Third, Miller’s Christian-friendly interpretation of NDEs is selective. As a Christian, it is clear that Miller aims to interpret the data for NDEs in a way that supports Christian belief. In the final chapter Miller turns to consider “What we learn from NDEs.” Here he argues: “While many of the NDE researchers I read don’t appear to be particularly Christian, their primary findings (as I detail them below) seem remarkably consistent (though perhaps not exclusively so) with Christianity.” (83) Miller then enumerates several factors including the existence and love of God, his intimate knowledge, personality, justice, and the importance to live in accord with him and serve others.
It seems to me, however, that Miller’s treatment here is quite selective. Consider as an example the Christian-friendly way he interprets the common datum that “God is love”. Here Miller quotes from one NDE source that summarizes a common ingredient of NDE experiences:”This encounter [with the light] is always accompanied by an overwhelming sense of unconditional love and acceptance.” (84, brackets Miller’s) At first blush this might seem to be congruent with Christian understandings of God. However, note that in most of these cases there is a complete absence of judgment or a sense of sinfulness, or the need to be reconciled to God in Jesus Christ. (As you can imagine, NDEs that include some experience of hell are also extremely rare, though see Michael Sabom, Light and Death: One Doctor’s Fascinating Account of Near Death Experiences (Grand Rapids, MI: Zondervan, 1998), ch. 9.)) In fact, theologically the content of many NDEs diverges sharply from mainstream Christian theology. (The divergence is so striking that some interpreters suggest these experiences are in fact theological deceptions sent from malevolent forces. The very fact that such interpretations are offered suggests at least that these experiences are far from being clear endorsements of Christian doctrine.)
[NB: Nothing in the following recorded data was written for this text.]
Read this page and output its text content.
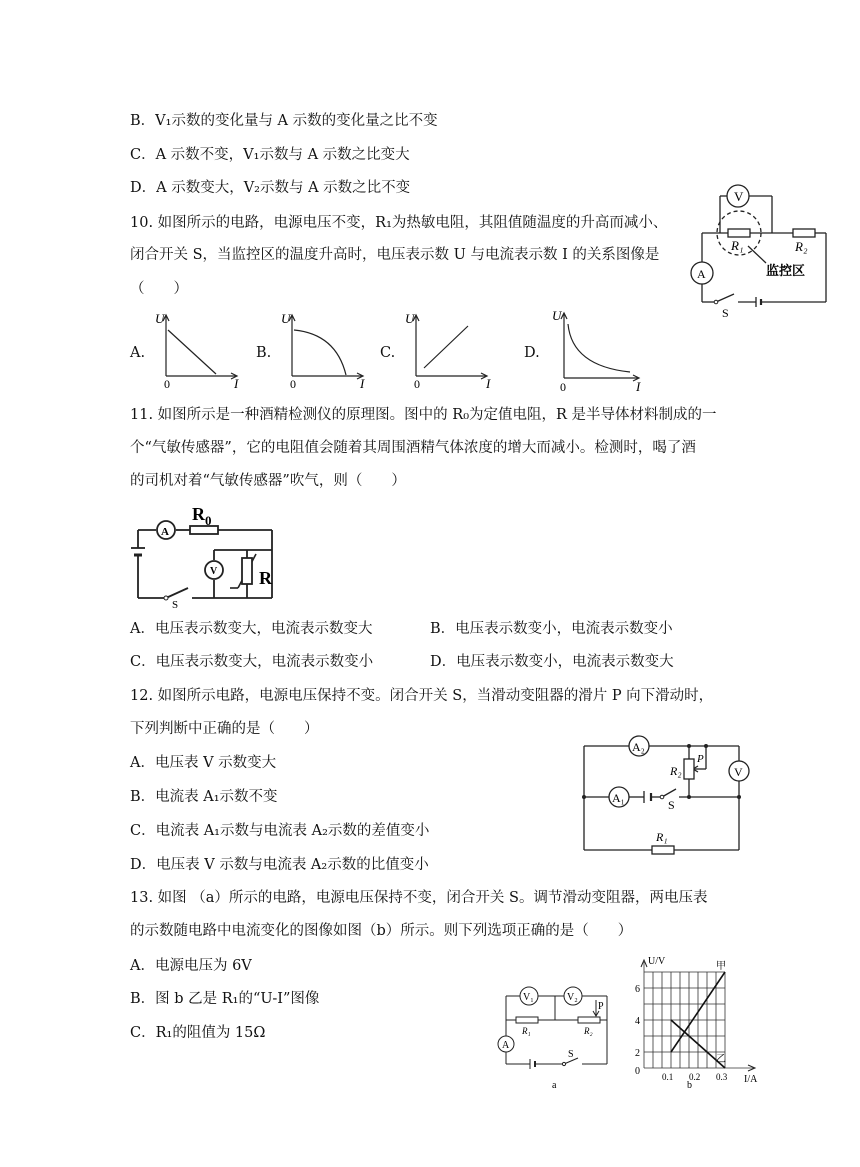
B．V₁示数的变化量与 A 示数的变化量之比不变
C．A 示数不变，V₁示数与 A 示数之比变大
D．A 示数变大，V₂示数与 A 示数之比不变
10. 如图所示的电路，电源电压不变，R₁为热敏电阻，其阻值随温度的升高而减小、
闭合开关 S，当监控区的温度升高时，电压表示数 U 与电流表示数 I 的关系图像是
（　　）
V
A
R₁	R₂
监控区
S
A.
U
0	I
B.
U
0	I
C.
U
0	I
D.
U
0	I
11. 如图所示是一种酒精检测仪的原理图。图中的 R₀为定值电阻，R 是半导体材料制成的一
个“气敏传感器”，它的电阻值会随着其周围酒精气体浓度的增大而减小。检测时，喝了酒
的司机对着“气敏传感器”吹气，则（　　）
A
V
$R_0$
R
S
A．电压表示数变大，电流表示数变大	B．电压表示数变小，电流表示数变小
C．电压表示数变大，电流表示数变小	D．电压表示数变小，电流表示数变大
12. 如图所示电路，电源电压保持不变。闭合开关 S，当滑动变阻器的滑片 P 向下滑动时，
下列判断中正确的是（　　）
A．电压表 V 示数变大
B．电流表 A₁示数不变
C．电流表 A₁示数与电流表 A₂示数的差值变小
D．电压表 V 示数与电流表 A₂示数的比值变小
A₂
R₂
P
V
A₁	S
R₁
13. 如图 （a）所示的电路，电源电压保持不变，闭合开关 S。调节滑动变阻器，两电压表
的示数随电路中电流变化的图像如图（b）所示。则下列选项正确的是（　　）
A．电源电压为 6V
B．图 b 乙是 R₁的“U-I”图像
C．R₁的阻值为 15Ω
V₁	V₂
P
R₁	R₂
A
S
a
U/V
I/A
甲
乙
6
4
2
0 0.1 0.2 0.3
b
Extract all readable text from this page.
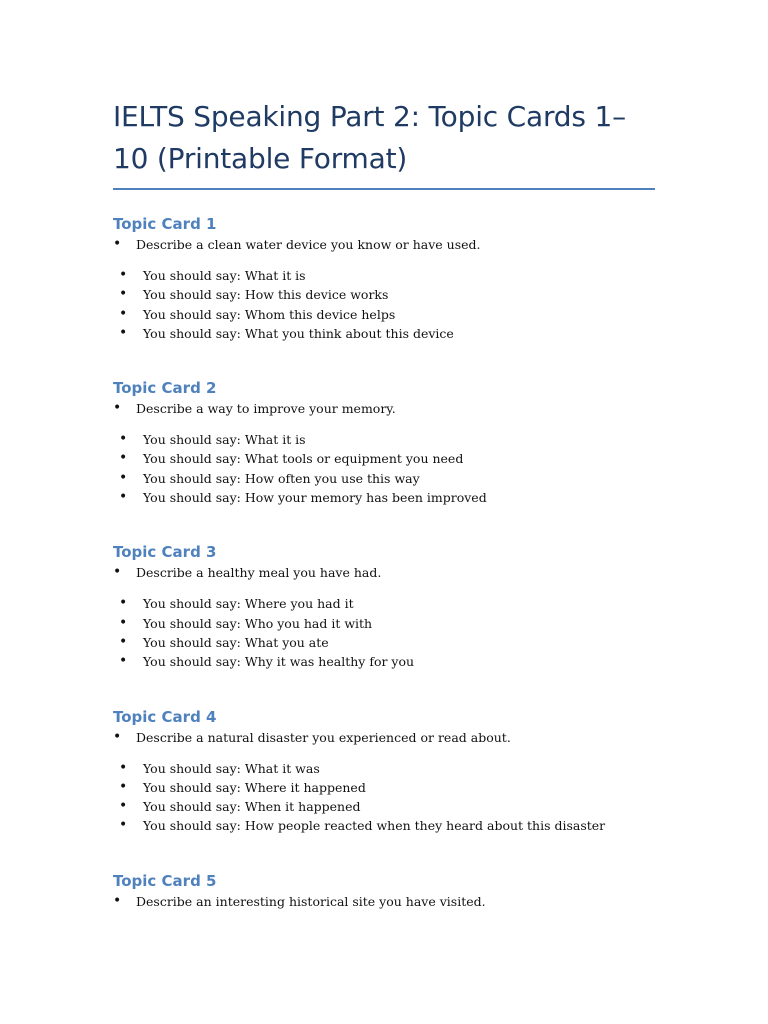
IELTS Speaking Part 2: Topic Cards 1–10 (Printable Format)
Topic Card 1
• Describe a clean water device you know or have used.
• You should say: What it is
• You should say: How this device works
• You should say: Whom this device helps
• You should say: What you think about this device
Topic Card 2
• Describe a way to improve your memory.
• You should say: What it is
• You should say: What tools or equipment you need
• You should say: How often you use this way
• You should say: How your memory has been improved
Topic Card 3
• Describe a healthy meal you have had.
• You should say: Where you had it
• You should say: Who you had it with
• You should say: What you ate
• You should say: Why it was healthy for you
Topic Card 4
• Describe a natural disaster you experienced or read about.
• You should say: What it was
• You should say: Where it happened
• You should say: When it happened
• You should say: How people reacted when they heard about this disaster
Topic Card 5
• Describe an interesting historical site you have visited.
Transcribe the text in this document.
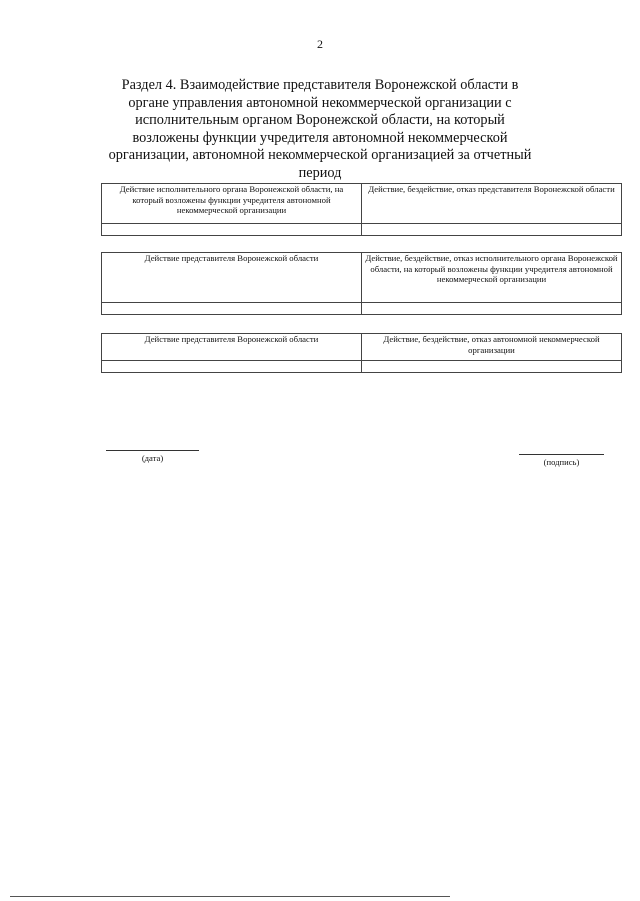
2
Раздел 4. Взаимодействие представителя Воронежской области в органе управления автономной некоммерческой организации с исполнительным органом Воронежской области, на который возложены функции учредителя автономной некоммерческой организации, автономной некоммерческой организацией за отчетный период
Действие исполнительного органа Воронежской области, на который возложены функции учредителя автономной некоммерческой организации	Действие, бездействие, отказ представителя Воронежской области

Действие представителя Воронежской области	Действие, бездействие, отказ исполнительного органа Воронежской области, на который возложены функции учредителя автономной некоммерческой организации

Действие представителя Воронежской области	Действие, бездействие, отказ автономной некоммерческой организации

(дата)	(подпись)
Finally, Miller overlooked the evidence for ghosts. Yes, I’m serious. New Testament Jews and Christians believed in the existence of ghosts (as I noted in the article “Jesus believed in ghosts (so maybe you should too).” They are also historic fixtures of the Catholic doctrine of purgatory (as I noted in the article “Should Christians believe in ghosts?”). And certain types of paranormal encounter, such as the crisis apparition, fit under the broad rubric of NDE considered in the book. (A few of Miller’s cases could be interpreted as including crisis apparitions.)
The Final Verdict
Those four shortcomings are offered simply as means to make a very good book even better. All in all, Steve Miller has produced a fine volume which delivers exactly what it promises, a brief and accessible introduction to the study of NDEs in plain language, complemented with Miller’s own excellent illustrations and down-home style. This book provides a first-rate primer for those interested in getting acquainted with this fascinating field of research. I recommend it highly.
Thanks to J. Steve Miller for sending me a review copy of his book.